Mo, 18. Juni 2018

Polizeibus zerfetzt

31.07.2017 16:33

Amokfahrt mit 200 km/h hinterlässt "Schlachtfeld"

Folgenschwere Amokfahrt in Niederösterreich: Ein Pkw-Lenker rastete nach dem Zusammenstoß mit einem Motorrad völlig aus und stieg aufs Gas - er flüchtete mit Tempo 200 vor der Polizei, fuhr in Kreisverkehren links, bei Rot über Kreuzungen und raste schließlich in eine Straßensperre. Die Bilanz: Der 52-jährige Amoklenker und eine Frau wurden lebensgefährlich verletzt, ein Polizist trug Blessuren davon, sechs Autos wurden demoliert. Laut Polizei dürften dem Vorfall psychische Probleme zugrunde liegen.

Ausgangspunkt des dramatischen Geschehens war ein Beinahe-Unfall mit Fahrerflucht auf der A2, der eine Fahndung nach sich zog. Ein Motorradfahrer - ein Polizeibeamter außer Dienst - hatte angezeigt, dass er kurz nach 7.30 Uhr in Fahrtrichtung Wien kurz vor der Stadtgrenze von einem Fahrzeug beinahe seitlich touchiert worden war, einen Zusammenstoß aber gerade noch verhindern habe können.

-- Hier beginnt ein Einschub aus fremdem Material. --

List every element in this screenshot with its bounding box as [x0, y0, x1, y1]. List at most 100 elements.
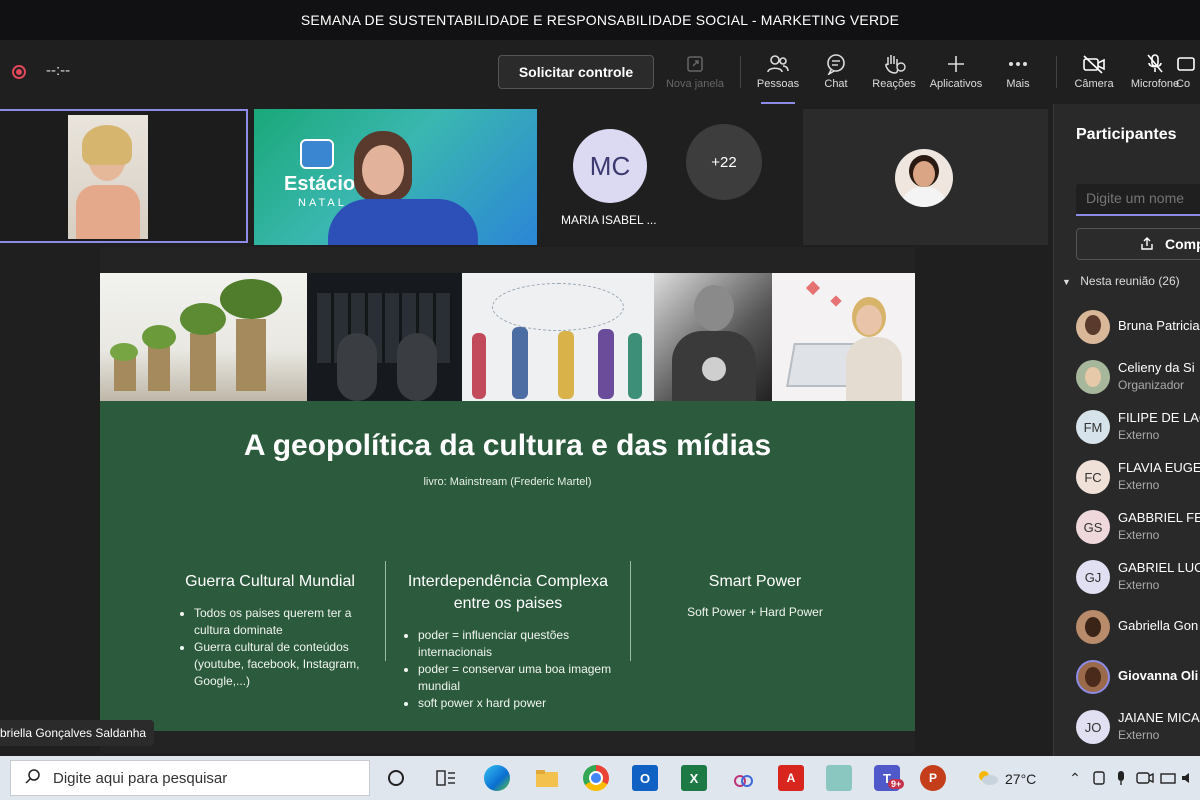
meeting-stage: Estácio NATAL MC MARIA ISABEL ... +22 A … — [0, 104, 1053, 756]
participant-name: JAIANE MICA — [1118, 710, 1200, 725]
more-button[interactable]: Mais — [987, 50, 1049, 98]
toolbar-divider — [740, 56, 741, 88]
participant-role: Externo — [1118, 528, 1160, 542]
participant-name: GABRIEL LUC — [1118, 560, 1200, 575]
chevron-up-icon[interactable]: ⌃ — [1062, 765, 1088, 791]
video-tile-avatar[interactable] — [803, 109, 1048, 245]
shared-slide: A geopolítica da cultura e das mídias li… — [100, 247, 915, 753]
presenter-name-tag: briella Gonçalves Saldanha — [0, 720, 155, 746]
people-button[interactable]: Pessoas — [747, 50, 809, 104]
request-control-button[interactable]: Solicitar controle — [498, 55, 654, 89]
share-icon — [1139, 236, 1155, 255]
avatar — [1076, 660, 1110, 694]
panel-title: Participantes — [1076, 126, 1177, 143]
chat-label: Chat — [824, 78, 848, 90]
video-tile-maria-isabel[interactable]: MC MARIA ISABEL ... — [541, 109, 661, 245]
more-participants-button[interactable]: +22 — [686, 124, 762, 200]
estacio-brand: Estácio — [284, 173, 356, 195]
edge-icon[interactable] — [484, 765, 510, 791]
video-tile-estacio[interactable]: Estácio NATAL — [254, 109, 537, 245]
raise-hand-icon — [882, 50, 906, 78]
microphone-tray-icon[interactable] — [1108, 765, 1134, 791]
list-item: Guerra cultural de conteúdos (youtube, f… — [194, 639, 364, 690]
participant-row[interactable]: Gabriella Gon — [1076, 606, 1200, 646]
participant-row[interactable]: JO JAIANE MICA Externo — [1076, 706, 1200, 746]
mic-off-icon — [1145, 50, 1165, 78]
participant-name: Bruna Patricia — [1118, 318, 1200, 333]
chat-button[interactable]: Chat — [805, 50, 867, 98]
search-icon — [25, 768, 41, 788]
avatar: FC — [1076, 460, 1110, 494]
camera-button[interactable]: Câmera — [1063, 50, 1125, 98]
taskbar-search[interactable]: Digite aqui para pesquisar — [10, 760, 370, 796]
list-item: poder = influenciar questões internacion… — [418, 627, 616, 661]
participant-search-input[interactable] — [1076, 184, 1200, 212]
video-tile-speaker[interactable] — [0, 109, 248, 243]
app-icon[interactable] — [826, 765, 852, 791]
acrobat-icon[interactable]: A — [778, 765, 804, 791]
slide-subtitle: livro: Mainstream (Frederic Martel) — [423, 476, 592, 488]
widgets-icon[interactable] — [433, 765, 459, 791]
participant-role: Externo — [1118, 578, 1160, 592]
slide-title: A geopolítica da cultura e das mídias — [243, 429, 772, 462]
meeting-timer: --:-- — [46, 62, 71, 79]
volume-icon[interactable] — [1178, 765, 1198, 791]
microphone-label: Microfone — [1130, 78, 1180, 90]
recording-icon — [12, 65, 26, 79]
participant-role: Externo — [1118, 428, 1160, 442]
participant-search-box[interactable] — [1076, 184, 1200, 216]
teams-icon[interactable]: T 9+ — [874, 765, 905, 791]
participant-name: Celieny da Si — [1118, 360, 1195, 375]
participant-row[interactable]: FC FLAVIA EUGE Externo — [1076, 456, 1200, 496]
chat-icon — [825, 50, 847, 78]
participant-name: GABBRIEL FE — [1118, 510, 1200, 525]
outlook-icon[interactable]: O — [632, 765, 658, 791]
photo-people-network — [462, 273, 654, 401]
task-view-icon[interactable] — [383, 765, 409, 791]
reactions-label: Reações — [872, 78, 916, 90]
participant-row[interactable]: Celieny da Si Organizador — [1076, 356, 1200, 396]
teams-badge: 9+ — [888, 779, 905, 789]
photo-superhero-man — [654, 273, 772, 401]
avatar — [1076, 360, 1110, 394]
slide-divider — [630, 561, 631, 661]
participant-row[interactable]: Giovanna Oli — [1076, 656, 1200, 696]
new-window-icon — [685, 50, 705, 78]
chrome-icon[interactable] — [583, 765, 609, 791]
participant-name: FILIPE DE LAC — [1118, 410, 1200, 425]
share-invite-button[interactable]: Comp — [1076, 228, 1200, 260]
avatar — [895, 149, 953, 207]
slide-photo-strip — [100, 273, 915, 401]
participant-row[interactable]: GS GABBRIEL FE Externo — [1076, 506, 1200, 546]
weather-widget[interactable]: 27°C — [975, 768, 1036, 789]
share-content-label: Co — [1176, 78, 1191, 90]
participant-video — [68, 115, 148, 239]
list-item: Todos os paises querem ter a cultura dom… — [194, 605, 364, 639]
list-item: poder = conservar uma boa imagem mundial — [418, 661, 616, 695]
meeting-toolbar: --:-- Solicitar controle Nova janela Pes… — [0, 40, 1200, 104]
people-icon — [766, 50, 790, 78]
powerpoint-icon[interactable]: P — [920, 765, 946, 791]
cloud-sun-icon — [975, 768, 999, 789]
reactions-button[interactable]: Reações — [863, 50, 925, 98]
participant-initials: MC — [573, 129, 647, 203]
participant-row[interactable]: FM FILIPE DE LAC Externo — [1076, 406, 1200, 446]
new-window-button[interactable]: Nova janela — [664, 50, 726, 98]
photo-plants-coins — [100, 273, 307, 401]
column-heading: Smart Power — [708, 573, 802, 590]
participant-row[interactable]: GJ GABRIEL LUC Externo — [1076, 556, 1200, 596]
share-content-button[interactable]: Co — [1176, 50, 1200, 98]
participants-panel: Participantes Comp ▼ Nesta reunião (26) … — [1053, 104, 1200, 756]
in-meeting-section-header[interactable]: ▼ Nesta reunião (26) — [1062, 274, 1180, 288]
slide-divider — [385, 561, 386, 661]
estacio-logo-icon — [300, 139, 334, 169]
excel-icon[interactable]: X — [681, 765, 707, 791]
camera-tray-icon[interactable] — [1132, 765, 1158, 791]
column-text: Soft Power + Hard Power — [687, 605, 823, 619]
file-explorer-icon[interactable] — [534, 765, 560, 791]
participant-row[interactable]: Bruna Patricia — [1076, 306, 1200, 346]
avatar — [1076, 310, 1110, 344]
apps-button[interactable]: Aplicativos — [925, 50, 987, 98]
windows-taskbar: Digite aqui para pesquisar O X A T 9+ P … — [0, 756, 1200, 800]
snipping-tool-icon[interactable] — [730, 765, 756, 791]
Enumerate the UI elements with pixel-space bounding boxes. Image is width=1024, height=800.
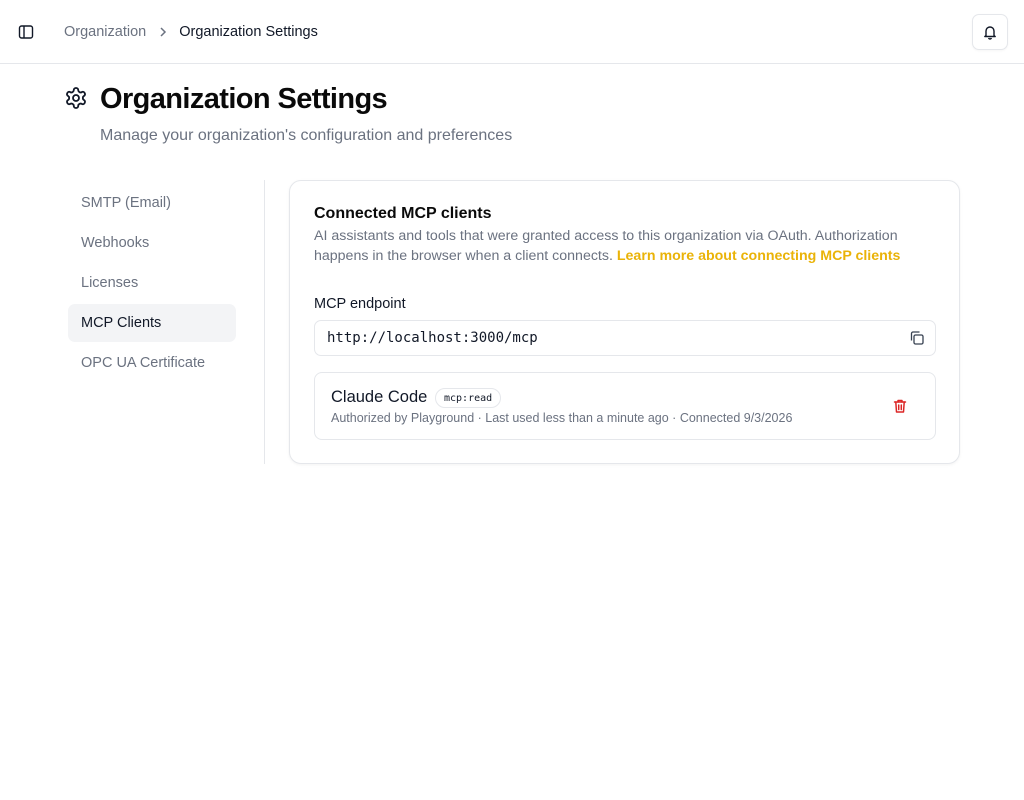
breadcrumb-organization-link[interactable]: Organization [64,24,146,40]
mcp-clients-card: Connected MCP clients AI assistants and … [289,180,960,464]
top-bar: Organization Organization Settings [0,0,1024,64]
mcp-endpoint-value: http://localhost:3000/mcp [327,330,538,346]
copy-icon [910,331,924,345]
client-name: Claude Code [331,388,428,406]
notifications-button[interactable] [972,14,1008,50]
settings-nav-mcp-clients[interactable]: MCP Clients [68,304,236,342]
breadcrumb: Organization Organization Settings [64,0,318,64]
revoke-client-button[interactable] [890,396,910,416]
settings-nav-webhooks[interactable]: Webhooks [68,224,236,262]
client-meta: Authorized by Playground · Last used les… [331,411,793,425]
settings-nav: SMTP (Email) Webhooks Licenses MCP Clien… [68,180,265,464]
copy-endpoint-button[interactable] [907,328,927,348]
card-description: AI assistants and tools that were grante… [314,226,934,266]
learn-more-link[interactable]: Learn more about connecting MCP clients [617,248,901,264]
mcp-endpoint-label: MCP endpoint [314,296,406,312]
page-subtitle: Manage your organization's configuration… [100,127,513,144]
settings-nav-smtp[interactable]: SMTP (Email) [68,184,236,222]
gear-icon [66,87,86,109]
settings-nav-licenses[interactable]: Licenses [68,264,236,302]
chevron-right-icon [159,26,167,38]
mcp-endpoint-field[interactable]: http://localhost:3000/mcp [314,320,936,356]
sidebar-panel-icon [18,25,34,39]
card-title: Connected MCP clients [314,205,492,222]
settings-nav-opc-ua-certificate[interactable]: OPC UA Certificate [68,344,236,382]
breadcrumb-current-page: Organization Settings [179,24,318,40]
bell-icon [984,26,996,40]
trash-icon [893,399,907,413]
sidebar-toggle-button[interactable] [16,22,36,42]
list-item: Claude Code mcp:read Authorized by Playg… [314,372,936,440]
page-title: Organization Settings [100,83,388,115]
scope-badge: mcp:read [435,388,502,408]
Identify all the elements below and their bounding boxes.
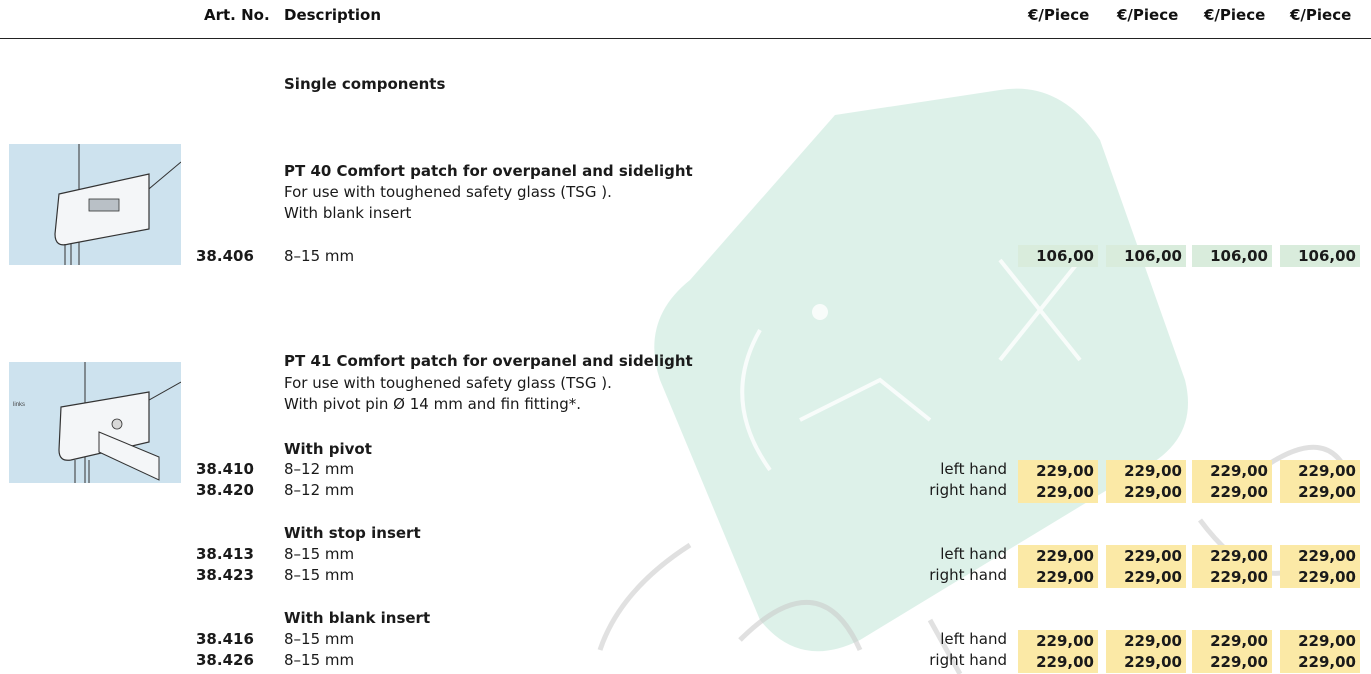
- price-38416-3: 229,00: [1192, 630, 1272, 652]
- art-no-38426: 38.426: [196, 651, 254, 669]
- art-no-38406: 38.406: [196, 247, 254, 265]
- price-38426-2: 229,00: [1106, 651, 1186, 673]
- price-38406-4: 106,00: [1280, 245, 1360, 267]
- hand-38410: left hand: [940, 460, 1007, 478]
- size-38426: 8–15 mm: [284, 651, 355, 669]
- art-no-38416: 38.416: [196, 630, 254, 648]
- pt40-product-image: [9, 144, 181, 265]
- art-no-38413: 38.413: [196, 545, 254, 563]
- price-38426-4: 229,00: [1280, 651, 1360, 673]
- price-38416-2: 229,00: [1106, 630, 1186, 652]
- price-38413-1: 229,00: [1018, 545, 1098, 567]
- size-38416: 8–15 mm: [284, 630, 355, 648]
- price-38426-1: 229,00: [1018, 651, 1098, 673]
- group-title-pivot: With pivot: [284, 440, 372, 458]
- size-38423: 8–15 mm: [284, 566, 355, 584]
- hand-38423: right hand: [929, 566, 1007, 584]
- header-description: Description: [284, 6, 382, 24]
- price-38416-1: 229,00: [1018, 630, 1098, 652]
- pt40-line-2: With blank insert: [284, 204, 412, 222]
- group-title-blank-insert: With blank insert: [284, 609, 431, 627]
- price-38416-4: 229,00: [1280, 630, 1360, 652]
- size-38420: 8–12 mm: [284, 481, 355, 499]
- price-38406-1: 106,00: [1018, 245, 1098, 267]
- price-38406-3: 106,00: [1192, 245, 1272, 267]
- price-38413-3: 229,00: [1192, 545, 1272, 567]
- hand-38420: right hand: [929, 481, 1007, 499]
- price-38410-4: 229,00: [1280, 460, 1360, 482]
- price-38423-2: 229,00: [1106, 566, 1186, 588]
- art-no-38410: 38.410: [196, 460, 254, 478]
- price-38423-3: 229,00: [1192, 566, 1272, 588]
- price-38420-3: 229,00: [1192, 481, 1272, 503]
- pt41-line-2: With pivot pin Ø 14 mm and fin fitting*.: [284, 395, 581, 413]
- price-38406-2: 106,00: [1106, 245, 1186, 267]
- pt40-line-1: For use with toughened safety glass (TSG…: [284, 183, 612, 201]
- pt40-title: PT 40 Comfort patch for overpanel and si…: [284, 162, 693, 180]
- pt41-image-label: links: [13, 402, 25, 408]
- hand-38413: left hand: [940, 545, 1007, 563]
- price-38413-4: 229,00: [1280, 545, 1360, 567]
- price-38413-2: 229,00: [1106, 545, 1186, 567]
- price-38426-3: 229,00: [1192, 651, 1272, 673]
- header-art-no: Art. No.: [204, 6, 270, 24]
- art-no-38423: 38.423: [196, 566, 254, 584]
- header-price-col-4: €/Piece: [1290, 6, 1352, 24]
- hand-38416: left hand: [940, 630, 1007, 648]
- pt41-product-image: links: [9, 362, 181, 483]
- hand-38426: right hand: [929, 651, 1007, 669]
- size-38406: 8–15 mm: [284, 247, 355, 265]
- header-price-col-3: €/Piece: [1204, 6, 1266, 24]
- price-38410-2: 229,00: [1106, 460, 1186, 482]
- size-38410: 8–12 mm: [284, 460, 355, 478]
- header-price-col-1: €/Piece: [1028, 6, 1090, 24]
- art-no-38420: 38.420: [196, 481, 254, 499]
- price-38420-1: 229,00: [1018, 481, 1098, 503]
- section-title: Single components: [284, 75, 446, 93]
- header-price-col-2: €/Piece: [1117, 6, 1179, 24]
- header-rule: [0, 38, 1371, 39]
- price-38420-4: 229,00: [1280, 481, 1360, 503]
- price-38420-2: 229,00: [1106, 481, 1186, 503]
- group-title-stop-insert: With stop insert: [284, 524, 421, 542]
- price-38410-3: 229,00: [1192, 460, 1272, 482]
- pt41-title: PT 41 Comfort patch for overpanel and si…: [284, 352, 693, 370]
- size-38413: 8–15 mm: [284, 545, 355, 563]
- price-38410-1: 229,00: [1018, 460, 1098, 482]
- price-38423-4: 229,00: [1280, 566, 1360, 588]
- price-38423-1: 229,00: [1018, 566, 1098, 588]
- pt41-line-1: For use with toughened safety glass (TSG…: [284, 374, 612, 392]
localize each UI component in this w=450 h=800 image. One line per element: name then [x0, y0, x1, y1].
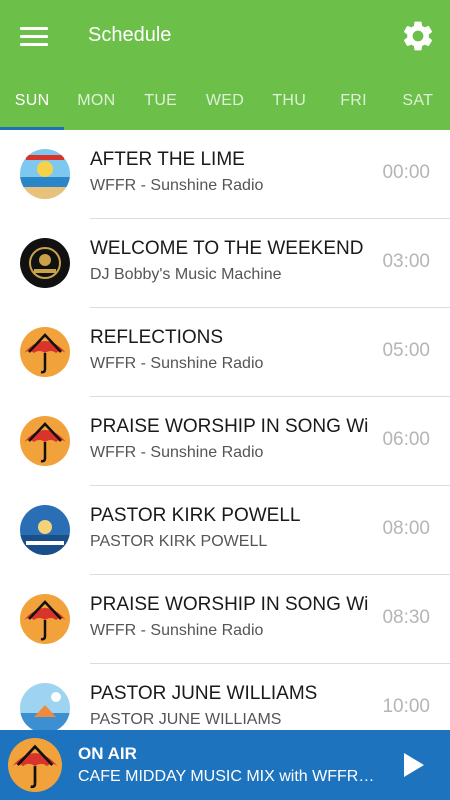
dj-logo-icon [20, 238, 70, 288]
show-host: PASTOR JUNE WILLIAMS [90, 711, 282, 728]
show-time: 10:00 [382, 696, 430, 717]
tab-sat[interactable]: SAT [386, 72, 450, 130]
show-host: PASTOR KIRK POWELL [90, 533, 268, 550]
now-playing-title: CAFE MIDDAY MUSIC MIX with WFFR - Sunshi… [78, 768, 378, 785]
now-playing-bar[interactable]: ON AIR CAFE MIDDAY MUSIC MIX with WFFR -… [0, 730, 450, 800]
umbrella-logo-icon [20, 416, 70, 466]
show-title: WELCOME TO THE WEEKEND W [90, 238, 368, 259]
schedule-item[interactable]: REFLECTIONS WFFR - Sunshine Radio 05:00 [0, 308, 450, 397]
show-host: DJ Bobby's Music Machine [90, 266, 282, 283]
show-time: 03:00 [382, 251, 430, 272]
schedule-item[interactable]: PASTOR KIRK POWELL PASTOR KIRK POWELL 08… [0, 486, 450, 575]
tab-sun[interactable]: SUN [0, 72, 65, 130]
show-host: WFFR - Sunshine Radio [90, 177, 264, 194]
tab-mon[interactable]: MON [64, 72, 128, 130]
beach-logo-icon [20, 149, 70, 199]
show-time: 06:00 [382, 429, 430, 450]
show-title: PRAISE WORSHIP IN SONG Wit [90, 416, 368, 437]
hamburger-menu-icon[interactable] [20, 25, 50, 47]
schedule-item[interactable]: WELCOME TO THE WEEKEND W DJ Bobby's Musi… [0, 219, 450, 308]
schedule-list: AFTER THE LIME WFFR - Sunshine Radio 00:… [0, 130, 450, 730]
show-title: REFLECTIONS [90, 327, 224, 348]
show-title: PASTOR KIRK POWELL [90, 505, 301, 526]
umbrella-logo-icon [8, 738, 62, 792]
schedule-item[interactable]: PRAISE WORSHIP IN SONG Wit WFFR - Sunshi… [0, 397, 450, 486]
show-title: PASTOR JUNE WILLIAMS [90, 683, 318, 704]
show-title: AFTER THE LIME [90, 149, 245, 170]
page-title: Schedule [88, 24, 172, 46]
sky-logo-icon [20, 683, 70, 730]
show-time: 05:00 [382, 340, 430, 361]
show-title: PRAISE WORSHIP IN SONG Wit [90, 594, 368, 615]
umbrella-logo-icon [20, 594, 70, 644]
show-time: 00:00 [382, 162, 430, 183]
show-host: WFFR - Sunshine Radio [90, 355, 264, 372]
on-air-label: ON AIR [78, 744, 137, 763]
tab-fri[interactable]: FRI [321, 72, 385, 130]
play-icon[interactable] [402, 752, 426, 778]
show-time: 08:00 [382, 518, 430, 539]
schedule-item[interactable]: PASTOR JUNE WILLIAMS PASTOR JUNE WILLIAM… [0, 664, 450, 730]
tab-thu[interactable]: THU [257, 72, 321, 130]
app-bar: Schedule SUN MON TUE WED THU FRI SAT [0, 0, 450, 130]
show-host: WFFR - Sunshine Radio [90, 622, 264, 639]
toolbar: Schedule [0, 0, 450, 72]
tab-tue[interactable]: TUE [129, 72, 193, 130]
schedule-item[interactable]: AFTER THE LIME WFFR - Sunshine Radio 00:… [0, 130, 450, 219]
gear-icon[interactable] [400, 18, 436, 54]
umbrella-logo-icon [20, 327, 70, 377]
tab-wed[interactable]: WED [193, 72, 257, 130]
show-time: 08:30 [382, 607, 430, 628]
show-host: WFFR - Sunshine Radio [90, 444, 264, 461]
day-tabs: SUN MON TUE WED THU FRI SAT [0, 72, 450, 130]
schedule-item[interactable]: PRAISE WORSHIP IN SONG Wit WFFR - Sunshi… [0, 575, 450, 664]
praise-logo-icon [20, 505, 70, 555]
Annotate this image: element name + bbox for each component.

Der Autofahrer hielt aber nicht an, vielmehr raste er laut Polizei mit seinem orangefarbenen Auto mit über 200 km/h über die S1 und die A4. Versuche der Autobahnpolizei und des Stadtpolizeikommandos Schwechat, ihn zu stoppen, scheiterten.

Irrsinnige Überholmanöver
In der Folge verließ der Verdächtige - es handelt sich um einen 52-Jährigen aus der Steiermark - die A4 bei Fischamend und flüchtete weiter auf der B9. Dabei bretterte er mit mehr als 140 km/h durch Ortsgebiete, berichtete Polizeisprecher Johann Baumschlager. In Schwechat jagte der Pkw-Lenker bei Rotlicht über eine Kreuzung, Richtung Fischamend fuhr er in Kreisverkehren nach links! Die Polizei spricht von irrsinnigen Überholmanövern auf dem Weg nach Hainburg (Bezirk Bruck an der Leitha).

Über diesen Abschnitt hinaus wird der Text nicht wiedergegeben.